Un policier de la Sûreté du Québec a été arrêté hier à la suite d'une enquête sur la mort de David Lacour, un adolescent qu'il aurait abattu l'an dernier à Sainte-Adèle. Il sera accusé d'homicide involontaire. La SQ l'a suspendu avec solde.

Éric Deslauriers, 43 ans, a été arrêté peu avant 15 h sur son lieu de travail par les enquêteurs des crimes majeurs du Service de police de la Ville de Montréal (SPVM). Le policier travaille au poste de la MRC des Pays-d'en-Haut de la SQ. Il a été libéré sous promesse de comparaître le 10 mars.

Le Directeur des poursuites criminelles et pénales (DPCP) a étudié le dossier pendant plusieurs mois avant de porter des accusations. L'enquête indépendante avait été confiée au SPVM.

Dans le mandat d'arrestation du DPCP, on indique qu'Éric Deslauriers « a causé la mort de D.-H.L. [David Huyghes Lacour] en déchargeant intentionnellement une arme à feu sans se soucier de la vie ou de la sécurité d'autrui, commettant ainsi un homicide involontaire coupable ».

Puisque l'acte aurait été commis avec une arme à feu, le policier, s'il est reconnu coupable, est passible d'une peine d'emprisonnement variant entre quatre ans et la perpétuité.

Les faits qu'on lui reproche remontent au 22 janvier 2014. Ce jour-là, Éric Deslauriers aurait entrepris d'intercepter un conducteur, David Lacour, parce qu'il le soupçonnait d'avoir volé un véhicule.
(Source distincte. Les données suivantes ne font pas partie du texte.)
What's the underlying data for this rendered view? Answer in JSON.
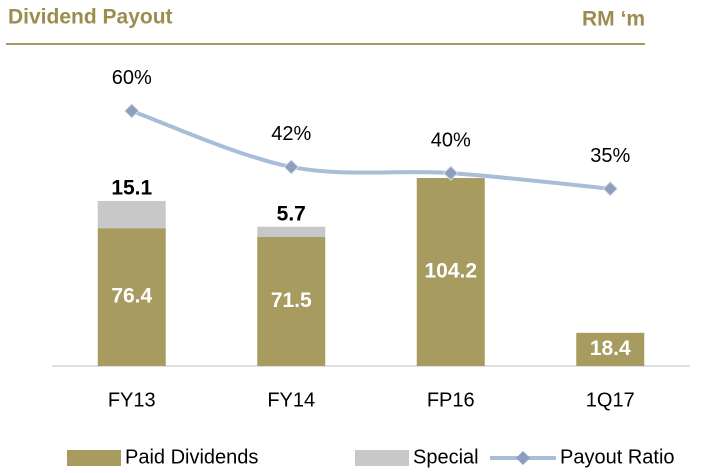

En s'approchant de la voiture, l'agent aurait vu le conducteur foncer sur lui. C'est à ce moment-là qu'il aurait fait feu au moins une reprise vers David Lacour. L'adolescent de 17 ans a été atteint au thorax. Il a succombé quelques heures plus tard dans un hôpital des Laurentides.

Cette version policière est toutefois contestée par des amis du jeune qui ont assisté à la scène. « Il a reçu les balles de côté, par la vitre du côté conducteur de l'auto. Je pense qu'il essayait de contourner, pas de foncer sur le policier », avait alors affirmé un des jeunes à La Presse.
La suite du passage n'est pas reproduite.